The study focuses on the Neotropical Danaini, commonly known as milkweed butterflies, of the Caribbean Island of Hispaniola and Ithomiini, known as glasswing butterflies, that feed on plants in the tomato family of the upper Amazon in eastern Ecuador. Sourakov raised and observed danaine caterpillars, species that apparently form Müllerian mimicry rings, in which toxic species adopt the same warning color patterns so a predator will more quickly learn to avoid all of them.
In Ecuador, Willmott and study co-author Marianne Elias, from the Muséum National d’Histoire Naturelle in Paris, found that 22 of 41 ithomine caterpillars displayed some kind of warning coloration. Five exhibited a previously undocumented pattern with a bright yellow body and blue tips, and four were likely Batesian mimics, in which edible species adopt the coloration of an unpalatable model species for protection. These “freeloaders” only appear to have the defense mechanisms of the model species.

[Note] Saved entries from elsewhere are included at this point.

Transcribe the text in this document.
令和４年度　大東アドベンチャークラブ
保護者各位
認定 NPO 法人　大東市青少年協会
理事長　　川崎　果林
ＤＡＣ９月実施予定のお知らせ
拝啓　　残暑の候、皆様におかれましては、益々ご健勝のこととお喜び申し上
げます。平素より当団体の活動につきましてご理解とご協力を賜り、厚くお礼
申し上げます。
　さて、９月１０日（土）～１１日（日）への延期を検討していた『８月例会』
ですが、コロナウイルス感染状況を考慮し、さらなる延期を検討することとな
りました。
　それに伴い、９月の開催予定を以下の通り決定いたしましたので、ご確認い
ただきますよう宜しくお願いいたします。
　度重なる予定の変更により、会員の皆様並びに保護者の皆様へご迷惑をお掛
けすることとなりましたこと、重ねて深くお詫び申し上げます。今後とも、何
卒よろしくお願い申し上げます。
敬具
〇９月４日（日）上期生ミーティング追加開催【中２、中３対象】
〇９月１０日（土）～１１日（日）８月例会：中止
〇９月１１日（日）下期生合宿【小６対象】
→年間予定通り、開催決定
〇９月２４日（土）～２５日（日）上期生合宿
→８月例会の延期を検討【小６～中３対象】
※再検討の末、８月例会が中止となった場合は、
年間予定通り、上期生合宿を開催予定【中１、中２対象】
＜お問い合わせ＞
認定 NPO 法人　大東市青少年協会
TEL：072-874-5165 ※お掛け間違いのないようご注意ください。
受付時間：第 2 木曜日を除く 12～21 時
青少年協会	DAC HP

“They act almost like parasites, because the mimics are actually edible and therefore deceive predators without having to invest in costly resources to maintain toxicity,” Willmott said. “Such a system can only be stable when the mimics are relatively rare, otherwise predators will learn the trick and attack more individuals of both mimics and models, driving models to evolve novel color patterns to escape the predators.”
Mimicry may be relatively rare in caterpillars because it is more difficult for them to establish bright coloration, and a brightly colored caterpillar has less chance of evading predators than a mobile adult butterfly, Willmott said.
“In adults, bright coloration may be favored by sexual selection for signaling to males and females,” Willmott said. “Bright colors may be disadvantageous since they attract predators, but advantageous for attracting mates. Once established, bright colors might then be modified by natural selection for mimicry, another possible reason why mimicry seems to evolve much more frequently in adults than in caterpillars.”
However, Sourakov believes mimicry is more common in caterpillars than scientists realize, but may receive less attention because larvae must be raised to adulthood to identify mimicry complexes, a process that takes weeks of lab work. Also, few collections of immature stages are maintained, and colors are not as well preserved in caterpillars.
“We know mimicry is an important ecological process for several species of animals, and I hope this study will give people the incentive to pursue further research into the immature stages of insects,” said Lucci Freitas. “We need to remember that in most insects, the immature stages are the most abundant in the environment.”
The researchers encourage people to raise butterflies and moths and post pictures of their caterpillars online so that more may be learned about their mimicry complexes.
“I think the focus is too much on adults and too little on caterpillars, so I’m looking out for the little guys,” Sourakov said.